It’s official: The Walt Disney Company is in the process of acquiring Comcast’s remaining 33% stake in Hulu for a minimum of $9 billion. At the same time, Disney is reportedly preparing to sell off its India operations for around $10 billion, meaning the company’s cash on hand shouldn’t be totally wiped out. Still, it’s fair to wonder just exactly what Disney is getting with this deal.
Hulu remains a very linear-reliant streaming service with 70% of its audience demand being driven by programming that originally aired on broadcast and cable, according to Parrot Analytics. NBCU already clawed back next-day air capability from Hulu for Peacock last year. Hulu's remaining NBCU catalog accounts for 4% of the streaming library’s demand, the second largest share behind Disney owned networks. If and when Comcast opts to reclaim all that content, Disney will need to figure out how to replace that lost demand in a cost effective way. At the same time, as linear TV continues to decline, demand for new linear programming may sink with it (Disney is all but giving away ABC at this point). In essence, Disney might be paying top dollar for a US-only streamer that’s about to become noticeably smaller.
Mouse House CEO Bob Iger downplayed the importance of undifferentiated general entertainment earlier this year. But it’s exactly that sort of programming found on Hulu that may be the necessary complement to Disney+’s franchise-centric programming. The latter has proven to be an effective growth driver, though its broad appeal has finally hit its ceiling. The former tends to help with retention and engagement, which Disney+ could use after back-to-back subscriber losses. (Hulu has grown slowly but steadily over the last seven quarters).

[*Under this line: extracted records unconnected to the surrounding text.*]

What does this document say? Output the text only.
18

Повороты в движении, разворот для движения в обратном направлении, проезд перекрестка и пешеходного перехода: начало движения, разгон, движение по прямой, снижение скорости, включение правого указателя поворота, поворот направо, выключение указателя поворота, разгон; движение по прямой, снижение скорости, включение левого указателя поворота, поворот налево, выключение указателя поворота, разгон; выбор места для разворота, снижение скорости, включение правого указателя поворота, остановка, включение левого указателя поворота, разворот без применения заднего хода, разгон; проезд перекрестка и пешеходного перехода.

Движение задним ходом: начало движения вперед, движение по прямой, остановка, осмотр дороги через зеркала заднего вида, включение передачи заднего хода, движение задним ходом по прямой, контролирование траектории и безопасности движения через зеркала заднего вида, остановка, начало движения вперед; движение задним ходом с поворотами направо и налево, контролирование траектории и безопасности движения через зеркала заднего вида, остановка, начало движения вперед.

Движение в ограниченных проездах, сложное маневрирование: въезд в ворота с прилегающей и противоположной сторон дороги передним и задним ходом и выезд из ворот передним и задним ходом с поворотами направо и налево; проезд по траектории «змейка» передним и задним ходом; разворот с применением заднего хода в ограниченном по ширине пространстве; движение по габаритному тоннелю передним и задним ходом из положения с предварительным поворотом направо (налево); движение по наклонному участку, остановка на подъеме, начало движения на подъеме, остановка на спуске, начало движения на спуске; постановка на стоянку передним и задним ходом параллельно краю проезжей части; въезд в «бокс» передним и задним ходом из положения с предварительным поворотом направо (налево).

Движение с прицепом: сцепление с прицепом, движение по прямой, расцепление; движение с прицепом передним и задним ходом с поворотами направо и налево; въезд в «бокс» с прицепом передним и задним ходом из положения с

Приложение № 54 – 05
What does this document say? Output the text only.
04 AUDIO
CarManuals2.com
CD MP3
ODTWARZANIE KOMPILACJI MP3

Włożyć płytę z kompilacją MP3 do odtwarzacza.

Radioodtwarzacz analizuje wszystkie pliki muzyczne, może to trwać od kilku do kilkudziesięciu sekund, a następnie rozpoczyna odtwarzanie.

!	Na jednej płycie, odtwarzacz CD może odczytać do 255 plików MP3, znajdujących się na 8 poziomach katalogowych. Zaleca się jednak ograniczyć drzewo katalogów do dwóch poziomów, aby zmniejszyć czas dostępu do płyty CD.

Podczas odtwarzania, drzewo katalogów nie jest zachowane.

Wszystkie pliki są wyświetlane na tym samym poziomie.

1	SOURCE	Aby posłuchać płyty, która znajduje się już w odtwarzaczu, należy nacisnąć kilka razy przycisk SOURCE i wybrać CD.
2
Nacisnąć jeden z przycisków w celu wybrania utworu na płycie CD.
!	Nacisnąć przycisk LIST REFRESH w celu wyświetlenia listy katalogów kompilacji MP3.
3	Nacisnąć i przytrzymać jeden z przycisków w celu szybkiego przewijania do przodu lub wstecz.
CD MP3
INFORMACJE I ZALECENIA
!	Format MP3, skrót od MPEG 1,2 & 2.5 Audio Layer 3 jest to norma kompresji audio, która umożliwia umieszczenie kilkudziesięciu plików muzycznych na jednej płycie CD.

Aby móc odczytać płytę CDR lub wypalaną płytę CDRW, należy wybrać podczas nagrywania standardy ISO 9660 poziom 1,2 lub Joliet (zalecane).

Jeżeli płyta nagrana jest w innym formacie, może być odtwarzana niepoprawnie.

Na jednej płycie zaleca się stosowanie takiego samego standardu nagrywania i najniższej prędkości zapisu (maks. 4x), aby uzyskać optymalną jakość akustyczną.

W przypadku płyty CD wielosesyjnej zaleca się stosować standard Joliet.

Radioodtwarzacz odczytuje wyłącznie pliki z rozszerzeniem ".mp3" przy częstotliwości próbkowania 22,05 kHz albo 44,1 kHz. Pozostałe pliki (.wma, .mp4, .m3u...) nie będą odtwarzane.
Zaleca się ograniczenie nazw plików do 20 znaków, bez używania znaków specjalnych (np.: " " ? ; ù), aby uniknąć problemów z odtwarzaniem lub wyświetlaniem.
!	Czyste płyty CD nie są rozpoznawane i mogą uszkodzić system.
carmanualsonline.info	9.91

Hulu is considered by many to be the gold standard in AVOD, with a whopping 57% of its subscribers paying for the ad-supported tier, per Antenna. (The fact that Hulu was originally 100% ad-supported no doubt plays a significant role in that figure.) Hulu + Live TV is among the six largest Multichannel Video Programming Distributors (MVPDs), giving the company a net with which to catch cord-cutters. And Hulu’s overall average revenue per user (ARPU) of around $12 is among the best in the business.
But is all of that really positioned for growth assuming highly in-demand programming blocks are eventually removed? Will a combined single-app Disney+/Hulu service provide the necessary four-quadrant appeal to reach a level of scale that can turn legacy shows into hits and new streaming originals into revenue drivers a la Netflix?
Everything may need to break exactly right for Hulu in order for Disney to maximize its value moving forward. In this business, how often does any plan go off without a hitch?